Introspection Experiment Results

Agastya Sridharan

Inspired by Anthropic’s original paper and this codebase’s experiments.

The Logit Experiment. Instead of generating free-text responses and grading them with an external LLM, this experiment extracts the model’s YES/NO logit difference in a single deterministic forward pass. This removes all sampling noise, grader subjectivity, and prompt-compliance confounds.

2×2 Design. We cross two question types with two injection conditions. The detection question asks “Did you detect an injected thought?” The factual control questions ask obvious-answer questions (e.g. “Is the Earth flat?”) whose correct answer is always NO. Each question type is run both with and without a steering-vector injection. If the model has genuine introspective access, its detection logits should shift more than its factual logits.

Introspection score. We baseline-correct each condition by subtracting the no-injection logit difference, then define: introspection score = adjusted detection shift − adjusted factual shift. A positive score means the detection question is more affected by injection than the factual control, which would suggest introspective access. A score near zero means both question types shift equally, consistent with a generic perturbation that biases all YES/NO answers rather than genuine detection.

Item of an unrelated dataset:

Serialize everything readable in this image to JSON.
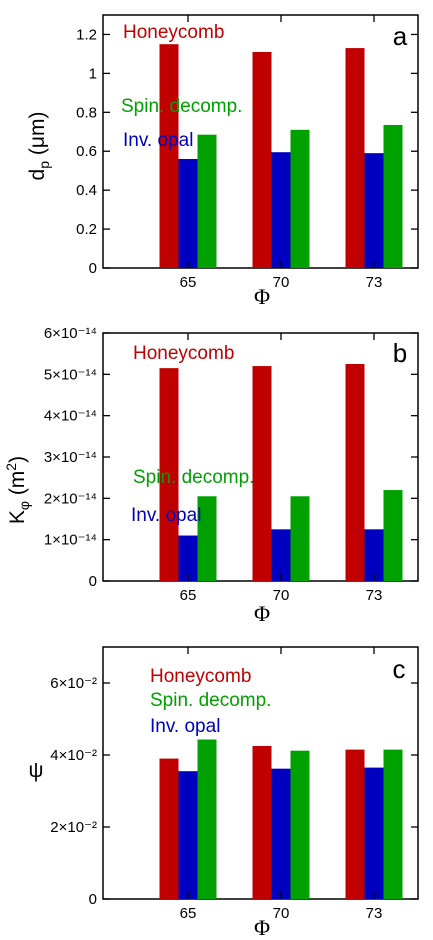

1. Introspection Score vs Layer Position
This plot shows the baseline-corrected introspection score, averaged across all 50 concepts and all injection strengths, as a function of layer position. The introspection score is defined as the detection logit shift minus the factual logit shift, where both shifts are corrected by subtracting the corresponding no-injection baseline. A positive score means that injection pushes the model toward answering YES on the detection question more than it pushes the model toward answering YES on unrelated factual questions, which would constitute evidence for genuine introspective access. A score near or below zero means the model shows no differential detection signal beyond generic perturbation.
2. Introspection Score by Injection Strength
This grid breaks out the introspection score by injection strength, with one panel per strength value. Each line represents a different model scale. Comparing panels reveals whether stronger injections produce a clearer introspection signal or simply cause more indiscriminate disruption across both detection and factual conditions.
3. Shift Decomposition: Detection vs Factual
This plot shows both baseline-corrected shifts on the same axes: the red line is how much injection shifts the detection question toward YES, and the blue line is how much it shifts the factual control questions toward YES. The vertical gap between the two lines is the introspection score. When the two lines track each other closely, the steering vector is acting as a generic YES-bias that affects all questions equally, rather than selectively triggering the model’s detection of the injected concept. Use the dropdown to compare this decomposition across model scales.
4. Introspection Heatmap
Each heatmap shows the mean introspection score as a function of layer position (x-axis) and injection strength (y-axis) for one model. The colorscale is diverging and centered at zero: green cells indicate configurations where injection shifts detection more than factual (positive introspection), while red cells indicate configurations where injection disrupts factual accuracy more than it helps detection (negative introspection). A predominantly red heatmap means the model shows no evidence of introspective access at any layer or strength.
5. Detection–Factual Correlation
Each dot in this scatter plot represents a single (concept, layer, strength) combination, with the factual logit shift on the x-axis and the detection logit shift on the y-axis. If the steering vector were selectively triggering introspection, the detection shift would be large while the factual shift remains small, and the points would lie well above the identity line. If, however, the two shifts are driven by the same mechanism (a generic YES-bias that pushes the model toward affirmative answers regardless of the question), the points will cluster tightly along the diagonal. The r² annotation in each panel quantifies how much of the variance in detection shift is explained by the factual shift alone: values near 1.0 indicate that nearly all of the detection signal can be accounted for by non-specific perturbation, leaving little room for genuine introspective access.
6. False Positive Rates: Detection vs Factual
Percentage of trials where the model’s logit difference favors YES (logitdiff > 0) under steering-vector injection, for both detection and factual control questions. This is the logit-space analog of Anthropic’s Figure 12.
7. Regression to Uncertainty
Each point represents one question (1 detection + 10 factual per model = 33 points total). The x-axis is the no-injection baseline logit difference; the y-axis is the mean shift under steering-vector injection. The dashed line is the least-squares fit to the 30 factual points only. Detection points (diamonds) sit on this line, meaning their shifts are fully predicted by their baselines alone, with no residual signal attributable to introspective access. The near-perfect fit (R² = 0.96) reveals the mechanism: steering vectors push logit differences toward zero (maximum uncertainty), with magnitude proportional to distance from zero. From a strongly-NO baseline, this looks like a YES-bias. From a YES baseline (as in the inverted experiment), it looks like a NO-bias. In reality, it is simply compression toward indifference.